Prognosis and Follow-Up

Prognosis depends on factors such as tumor size, stage at diagnosis, and response to treatment. Early detection and complete tumor removal generally improve outcomes. Regular follow-up care, including imaging and blood tests, is essential to monitor for recurrence or complications.

Complications

• Tumor spread to other organs (metastasis)
• Liver failure
• Bleeding or rupture of the tumor
• Side effects from chemotherapy or surgery
• Long-term organ damage from treatment

Lifestyle & Prevention

There are no specific lifestyle measures to prevent hepatoblastoma, as it is primarily linked to genetic and developmental factors. Prenatal care and monitoring for high-risk conditions may aid in early detection.
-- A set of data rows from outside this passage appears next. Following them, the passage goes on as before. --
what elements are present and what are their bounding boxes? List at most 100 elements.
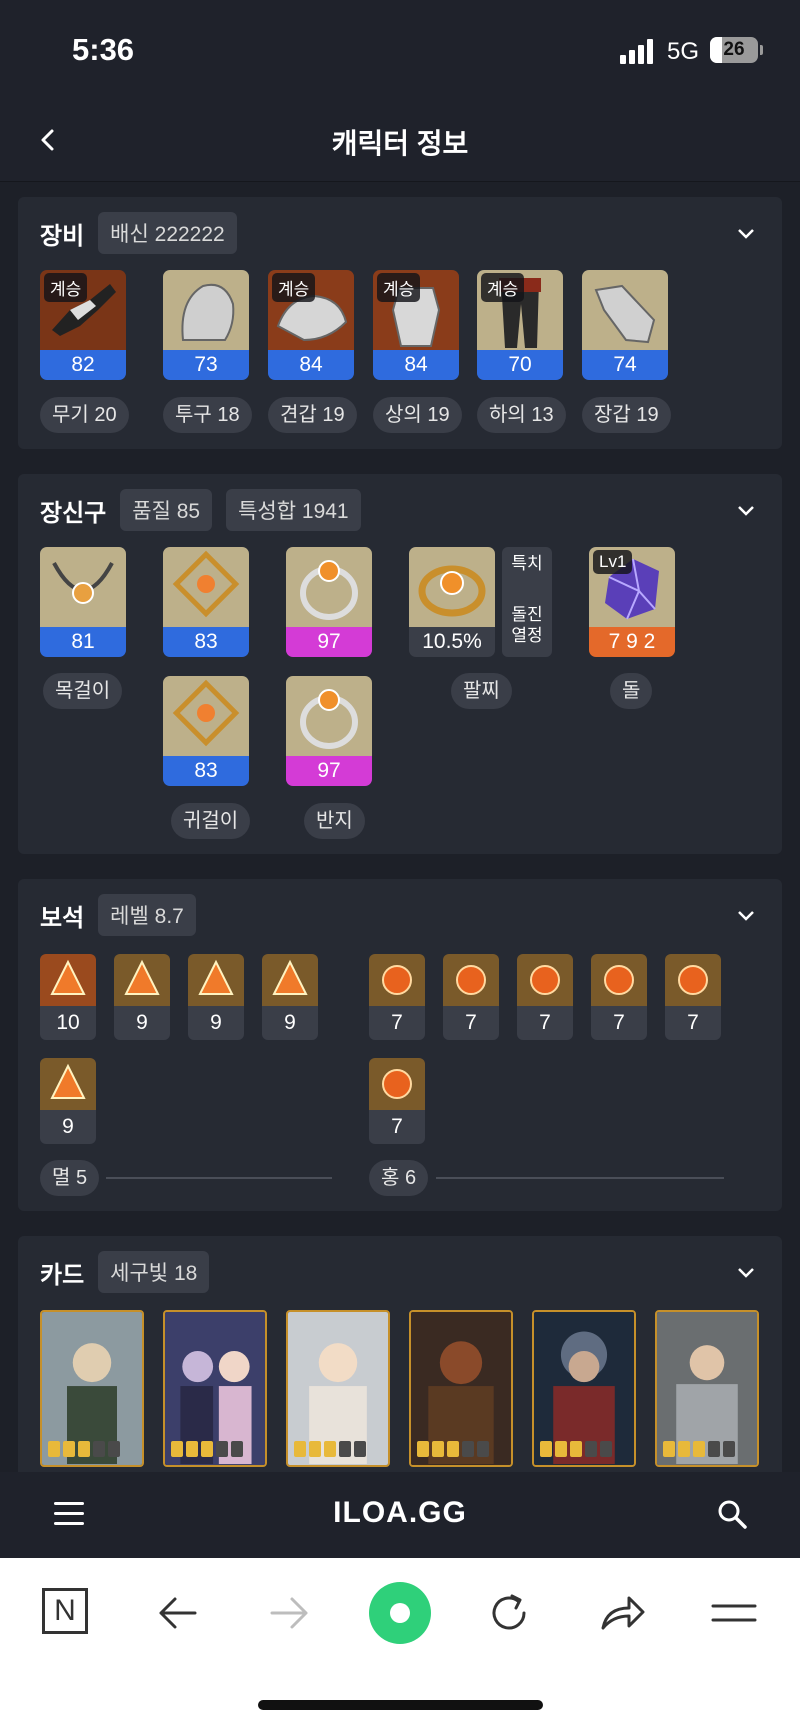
search-icon[interactable]	[716, 1498, 748, 1530]
bracelet-effect-2: 열정	[511, 626, 543, 645]
equip-label: 하의 13	[477, 397, 566, 433]
ring-icon	[286, 676, 372, 756]
gem-item[interactable]: 7	[369, 954, 425, 1040]
awakening-gem-lit	[663, 1441, 675, 1457]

When to Seek Professional Help

Seek medical attention if a child exhibits persistent abdominal swelling, unexplained weight loss, jaundice, or other symptoms of liver dysfunction. Early evaluation is critical for timely diagnosis and treatment.

Tips for Medical Coders

Document the diagnosis of hepatoblastoma with code C22.2. Ensure clinical documentation specifies the condition and any relevant details (e.g., tumor stage, treatment provided) to support accurate coding. Note that this code is specific to hepatoblastoma and should not be confused with other liver malignancies.